Union Government makes a change of plan

Tuesday, 20th October 2020

The Centre seems to drop its previously chalked out strategy for setting a floor for the “significant beneficial ownership” and as per the change of strategy foreign direct investment (FDI) proposals that come with even the tiniest Chinese holding will have to have an approval from the government.


In the month of April, at the time of approval of the plan for the screening of Foreign Direct Investment proposals from neighboring countries falling in vicinity to the border, the government had put across two options- one, setting the threshold at 10% (as per the provision included in the Companies Act) or at 25% (as per the prescription included in the Prevention of Money Laundering Act).
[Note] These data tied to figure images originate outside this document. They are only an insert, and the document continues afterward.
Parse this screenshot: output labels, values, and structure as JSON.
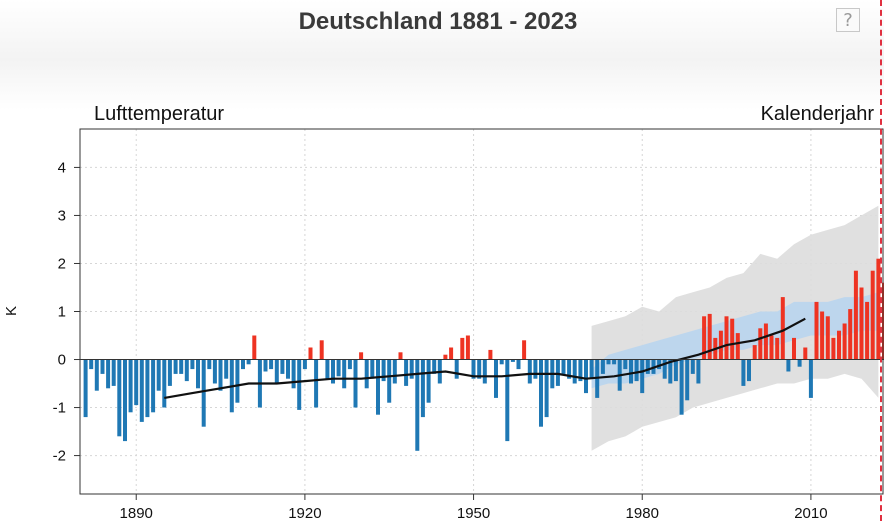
{
  "page": {
    "title": "Deutschland 1881 - 2023",
    "help_label": "?",
    "help_icon": "question-mark-icon"
  },
  "chart_data": {
    "type": "bar",
    "title": "Deutschland 1881 - 2023",
    "subtitle_left": "Lufttemperatur",
    "subtitle_right": "Kalenderjahr",
    "xlabel": "",
    "ylabel": "K",
    "xlim": [
      1880,
      2023
    ],
    "ylim": [
      -2.8,
      4.8
    ],
    "xticks": [
      1890,
      1920,
      1950,
      1980,
      2010
    ],
    "yticks": [
      -2,
      -1,
      0,
      1,
      2,
      3,
      4
    ],
    "grid": true,
    "colors": {
      "positive": "#ee3322",
      "negative": "#1f78b4",
      "trend": "#111111",
      "projection": "#dddddd",
      "projection_core": "#b9d5ee"
    },
    "bar_series": {
      "name": "",
      "x": [
        1881,
        1882,
        1883,
        1884,
        1885,
        1886,
        1887,
        1888,
        1889,
        1890,
        1891,
        1892,
        1893,
        1894,
        1895,
        1896,
        1897,
        1898,
        1899,
        1900,
        1901,
        1902,
        1903,
        1904,
        1905,
        1906,
        1907,
        1908,
        1909,
        1910,
        1911,
        1912,
        1913,
        1914,
        1915,
        1916,
        1917,
        1918,
        1919,
        1920,
        1921,
        1922,
        1923,
        1924,
        1925,
        1926,
        1927,
        1928,
        1929,
        1930,
        1931,
        1932,
        1933,
        1934,
        1935,
        1936,
        1937,
        1938,
        1939,
        1940,
        1941,
        1942,
        1943,
        1944,
        1945,
        1946,
        1947,
        1948,
        1949,
        1950,
        1951,
        1952,
        1953,
        1954,
        1955,
        1956,
        1957,
        1958,
        1959,
        1960,
        1961,
        1962,
        1963,
        1964,
        1965,
        1966,
        1967,
        1968,
        1969,
        1970,
        1971,
        1972,
        1973,
        1974,
        1975,
        1976,
        1977,
        1978,
        1979,
        1980,
        1981,
        1982,
        1983,
        1984,
        1985,
        1986,
        1987,
        1988,
        1989,
        1990,
        1991,
        1992,
        1993,
        1994,
        1995,
        1996,
        1997,
        1998,
        1999,
        2000,
        2001,
        2002,
        2003,
        2004,
        2005,
        2006,
        2007,
        2008,
        2009,
        2010,
        2011,
        2012,
        2013,
        2014,
        2015,
        2016,
        2017,
        2018,
        2019,
        2020,
        2021,
        2022,
        2023
      ],
      "values": [
        -1.2,
        -0.2,
        -0.65,
        -0.3,
        -0.6,
        -0.55,
        -1.6,
        -1.7,
        -1.1,
        -0.95,
        -1.3,
        -1.2,
        -1.1,
        -0.65,
        -1.0,
        -0.55,
        -0.3,
        -0.3,
        -0.45,
        -0.2,
        -0.6,
        -1.4,
        -0.2,
        -0.5,
        -0.65,
        -0.4,
        -1.1,
        -0.9,
        -0.2,
        -0.1,
        0.5,
        -1.0,
        -0.25,
        -0.2,
        -0.5,
        -0.3,
        -0.4,
        -0.6,
        -1.05,
        -0.2,
        0.25,
        -1.0,
        0.4,
        -0.4,
        -0.5,
        -0.35,
        -0.6,
        -0.2,
        -1.0,
        0.15,
        -0.6,
        -0.4,
        -1.15,
        -0.45,
        -0.9,
        -0.5,
        0.15,
        -0.55,
        -0.4,
        -1.9,
        -1.2,
        -0.9,
        -0.3,
        -0.5,
        0.1,
        0.25,
        -0.4,
        0.45,
        0.5,
        -0.4,
        -0.4,
        -0.5,
        0.2,
        -0.8,
        -0.1,
        -1.7,
        -0.05,
        -0.2,
        0.4,
        -0.5,
        -0.4,
        -1.4,
        -1.2,
        -0.6,
        -0.55,
        -0.3,
        -0.4,
        -0.5,
        -0.45,
        -0.7,
        -0.4,
        -0.8,
        -0.3,
        -0.1,
        -0.1,
        -0.65,
        -0.2,
        -0.5,
        -0.45,
        -0.7,
        -0.3,
        -0.3,
        -0.2,
        -0.4,
        -0.5,
        -0.45,
        -1.15,
        -0.85,
        -0.3,
        -0.5,
        0.9,
        0.95,
        0.45,
        0.6,
        0.9,
        0.85,
        0.55,
        -0.55,
        -0.45,
        0.3,
        0.65,
        0.75,
        0.5,
        0.45,
        1.3,
        -0.25,
        0.45,
        -0.15,
        0.25,
        -0.8,
        1.2,
        1.0,
        0.9,
        0.45,
        0.6,
        0.75,
        1.05,
        1.85,
        1.5,
        1.2,
        1.85,
        2.1,
        1.6
      ]
    },
    "trend_series": {
      "name": "",
      "x": [
        1895,
        1900,
        1905,
        1910,
        1915,
        1920,
        1925,
        1930,
        1935,
        1940,
        1945,
        1950,
        1955,
        1960,
        1965,
        1970,
        1975,
        1980,
        1985,
        1990,
        1995,
        2000,
        2005,
        2009
      ],
      "values": [
        -0.8,
        -0.7,
        -0.6,
        -0.5,
        -0.5,
        -0.45,
        -0.4,
        -0.4,
        -0.35,
        -0.3,
        -0.25,
        -0.35,
        -0.35,
        -0.3,
        -0.3,
        -0.4,
        -0.35,
        -0.25,
        -0.05,
        0.1,
        0.3,
        0.4,
        0.6,
        0.85
      ]
    },
    "projection_series": {
      "name": "",
      "x": [
        1971,
        1974,
        1977,
        1980,
        1983,
        1986,
        1989,
        1992,
        1995,
        1998,
        2001,
        2004,
        2007,
        2010,
        2013,
        2016,
        2019,
        2022
      ],
      "upper": [
        0.7,
        0.8,
        0.9,
        1.1,
        1.0,
        1.3,
        1.4,
        1.5,
        1.7,
        1.8,
        2.2,
        2.1,
        2.4,
        2.6,
        2.7,
        2.8,
        3.0,
        3.2
      ],
      "lower": [
        -1.9,
        -1.7,
        -1.6,
        -1.4,
        -1.3,
        -1.2,
        -1.0,
        -0.9,
        -0.8,
        -0.7,
        -0.6,
        -0.5,
        -0.5,
        -0.4,
        -0.4,
        -0.3,
        -0.4,
        -0.8
      ],
      "core_upper": [
        -0.2,
        0.1,
        0.2,
        0.3,
        0.4,
        0.5,
        0.6,
        0.7,
        0.8,
        0.9,
        1.0,
        1.0,
        1.2,
        1.2,
        1.2,
        1.3,
        1.3,
        1.4
      ],
      "core_lower": [
        -0.6,
        -0.5,
        -0.5,
        -0.4,
        -0.3,
        -0.1,
        0.0,
        0.1,
        0.2,
        0.2,
        0.3,
        0.3,
        0.4,
        0.5,
        0.5,
        0.5,
        0.6,
        0.6
      ]
    }
  }
}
 However after six months, post several rounds of meetings and discussions, the outlook seems to have undergone a change. “The (Cabinet) decision did not mention a minimum or maximum limit. So, even it is a small fraction, it will be covered,” said a government official to the TOI.


Threshold for the “significant beneficial ownership” was directed towards ensuring that the China-owned companies weren’t entering India through any third country like Mauritius or Singapore.
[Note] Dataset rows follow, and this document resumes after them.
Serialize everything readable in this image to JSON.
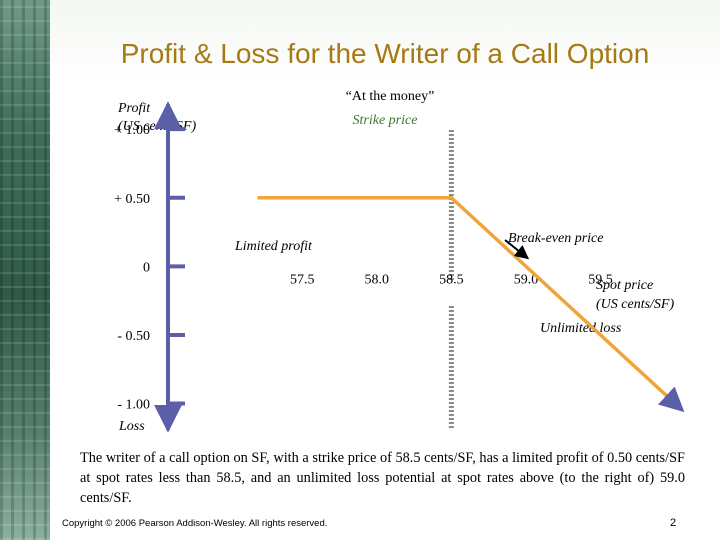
{
  "title": "Profit & Loss for the Writer of a Call Option",
  "chart_data": {
    "type": "line",
    "y_axis_label": [
      "Profit",
      "(US cents/SF)"
    ],
    "y_axis_bottom_label": "Loss",
    "y_ticks": [
      {
        "value": 1.0,
        "label": "+ 1.00"
      },
      {
        "value": 0.5,
        "label": "+ 0.50"
      },
      {
        "value": 0.0,
        "label": "0"
      },
      {
        "value": -0.5,
        "label": "- 0.50"
      },
      {
        "value": -1.0,
        "label": "- 1.00"
      }
    ],
    "x_ticks": [
      {
        "value": 57.5,
        "label": "57.5"
      },
      {
        "value": 58.0,
        "label": "58.0"
      },
      {
        "value": 58.5,
        "label": "58.5"
      },
      {
        "value": 59.0,
        "label": "59.0"
      },
      {
        "value": 59.5,
        "label": "59.5"
      }
    ],
    "x_axis_label": [
      "Spot price",
      "(US cents/SF)"
    ],
    "xlim": [
      56.6,
      60.1
    ],
    "ylim": [
      -1.2,
      1.3
    ],
    "series": [
      {
        "x": [
          57.2,
          58.5,
          60.05
        ],
        "y": [
          0.5,
          0.5,
          -1.05
        ],
        "color": "#f0a53a"
      }
    ],
    "strike_price": 58.5,
    "break_even": 59.0,
    "annotations": {
      "strike_top": "“At the money”",
      "strike_bottom": "Strike price",
      "limited_profit": "Limited profit",
      "break_even": "Break-even price",
      "unlimited_loss": "Unlimited loss"
    },
    "colors": {
      "axis": "#5a5fa8",
      "strike_line": "#8a8a8a",
      "payoff": "#f0a53a",
      "arrow": "#000000"
    }
  },
  "caption": "The writer of a call option on SF, with a strike price of 58.5 cents/SF, has a limited profit of 0.50 cents/SF at spot rates less than 58.5, and an unlimited loss potential at spot rates above (to the right of) 59.0 cents/SF.",
  "footer": {
    "copyright": "Copyright © 2006 Pearson Addison-Wesley. All rights reserved.",
    "page_number": "2"
  }
}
This change of plan on the part of the government is being monitored closely by the various start-ups like BigBasket, Zomato, Paytm that come with Chinese investment. Many other proposals too are waiting for government approval.


Sources revealed that a meeting was held this week between several ministerial groups and the guidelines to be followed by the various ministries of the country ranging from telecom to industry to power to the commerce were discussed and framed

 “These will be guidelines to guide ministries on proposals, they will not be binding,” said an official in this context.


Officials further informed that they are in the process of finalizing the guidelines in a couple of days, of which the FDI flow chains from Hong Kong would be a part. However, the Taiwanese investments, they said, are likely to be kept out of the need for mandatory clearance.